The San Timoteo Canyon residents’ request for a city-funded quiet zone where the railroad tracks cross Alessandro Boulevard should be denied.
Current federal law requires trains to blow their horns when approaching a street crossing that doesn’t meet certain safety standards, mainly having to do with automatic crossing barriers, flashing lights, traffic lane control and signage.
Alessandro Road crosses the tracks just south of San Timoteo Creek near the pricey Sunset Hills housing development. Nearby residents say the train horns are driving them crazy and they want the city of Redlands to pay for the necessary upgrade, which would include signage, a lane barrier and new striping. The road is already slated to be re-striped at the city’s expense when the street is re-paved as part of the PARIS program.
Advocates for having the city pay for the Quiet Zone admit that when they bought their homes they were well aware that trains frequently pass by and blow their horns. But they argue that the number of passing trains has increased dramatically over the past decade, due to the expansion of the Port of Los Angeles and the need to reduce air pollution by transferring freight from trucks to trains.
We visited the area to see how frequently the train horns blow -- separately, on different days of the week and at different times of day. During one 40-minute linger, one train went by, giving a single whistle on approach; during another visit, two and a half early afternoon hours passed with no rail activity at all.
The argument that the horns are startling and disruptive to people using the San Timoteo Wildlife Sanctuary’s trail and amphitheater is compelling. We see multiple benefits to Redlands’ offering that quality recreational space. And we agree that a nature sanctuary should be peaceful and quiet.
But we read in the Redlands Daily Facts that the residents are opposing parking accommodations at the trailhead, so the idea that the residents care about the hikers’, bird watchers’ and cyclists’ peace is a hard sell. They can't have it both ways. They can't argue for a quiet zone to protect the canyon for visitors as well as themselves but simultaneously oppose a parking lot for the safety of the visitors.
If you remove the argument that the expenditure benefits not just the 155 houses in the vicinity but visitors as well, then you are left to determine whether devoting limited financial resources toward the comfort of so few is legitimate as a high-budget priority for the council.
Regardless of the upfront cost of the project, there will be long-term maintenance expenses to consider.
If there’s money available, it’s better spent on a whole-community project -- which improvements downtown or to the Community Center, or in infrastructure on the north side of town would be.
The owners in the canyon will tell you they pay more per average Redlander in property taxes, but the part of that money that goes to the city (about 33 percent) pays for fire, police, park, school, street, library and other services that benefit them and all of us.

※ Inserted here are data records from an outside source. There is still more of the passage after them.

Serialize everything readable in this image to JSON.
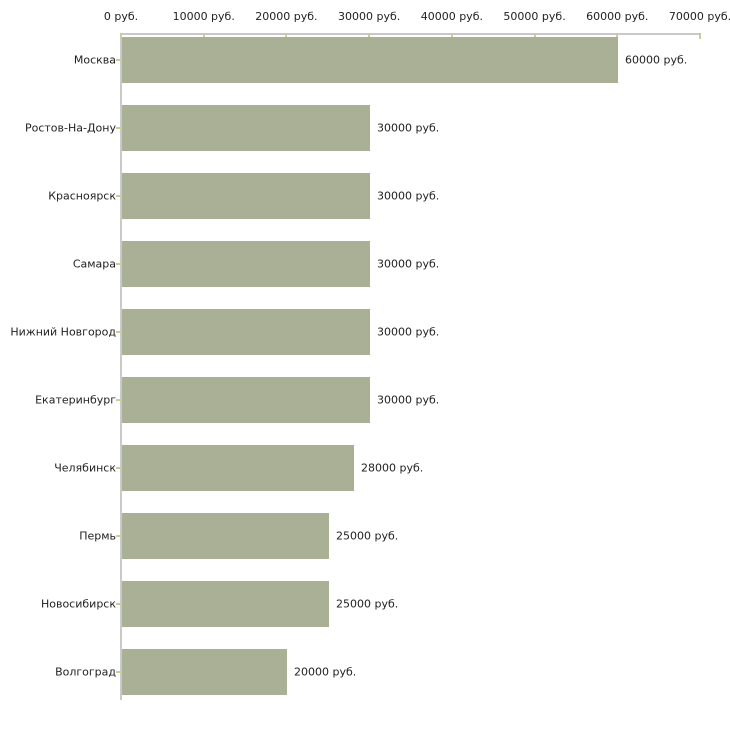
{
  "chart_data": {
    "type": "bar",
    "orientation": "horizontal",
    "title": "",
    "xlabel": "",
    "ylabel": "",
    "unit": "руб.",
    "categories": [
      "Москва",
      "Ростов-На-Дону",
      "Красноярск",
      "Самара",
      "Нижний Новгород",
      "Екатеринбург",
      "Челябинск",
      "Пермь",
      "Новосибирск",
      "Волгоград"
    ],
    "values": [
      60000,
      30000,
      30000,
      30000,
      30000,
      30000,
      28000,
      25000,
      25000,
      20000
    ],
    "value_labels": [
      "60000 руб.",
      "30000 руб.",
      "30000 руб.",
      "30000 руб.",
      "30000 руб.",
      "30000 руб.",
      "28000 руб.",
      "25000 руб.",
      "25000 руб.",
      "20000 руб."
    ],
    "x_tick_values": [
      0,
      10000,
      20000,
      30000,
      40000,
      50000,
      60000,
      70000
    ],
    "x_tick_labels": [
      "0 руб.",
      "10000 руб.",
      "20000 руб.",
      "30000 руб.",
      "40000 руб.",
      "50000 руб.",
      "60000 руб.",
      "70000 руб."
    ],
    "xlim": [
      0,
      70000
    ],
    "grid": false,
    "legend": false,
    "axis_position": "top",
    "colors": {
      "bar": "#a9b096",
      "axis_line": "#c9c9c9",
      "tick_mark": "#cccc99",
      "text": "#222222",
      "background": "#ffffff"
    }
  }
}
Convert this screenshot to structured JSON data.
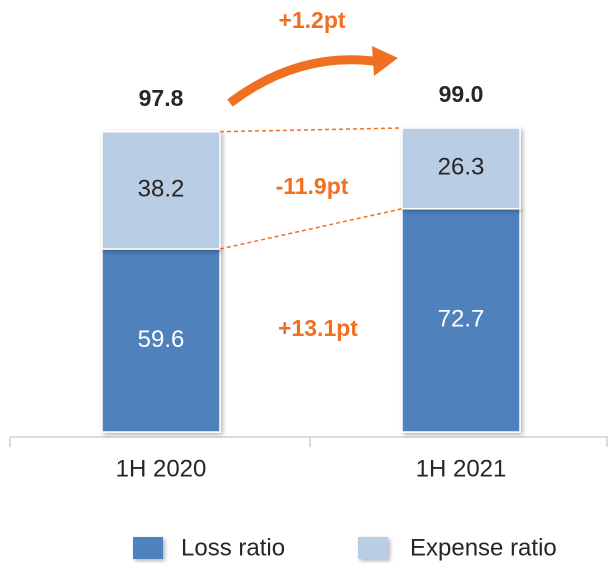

Flip the perspective: Would anyone argue that those who have low-value homes don’t deserve all the city services?
It’s understandable that these residents who bought their homes when there was significantly less rail traffic abutting them are frustrated. That’s a sympathetic position. The project is not objectionable. But the funding must not come from the city.
If a third fast-speed track is added in the near future to reduce truck traffic from existing Inland Empire roads, then the residents will likely be able to get the Quiet Zone funded and provided by the capital project funding without needing to redirect funds from city's budget.
The city should not spend money on this project, unless there is no shortage of resources and unless funds would not have to be redirected from some other project, which is not likely to be the case for the forseeable future.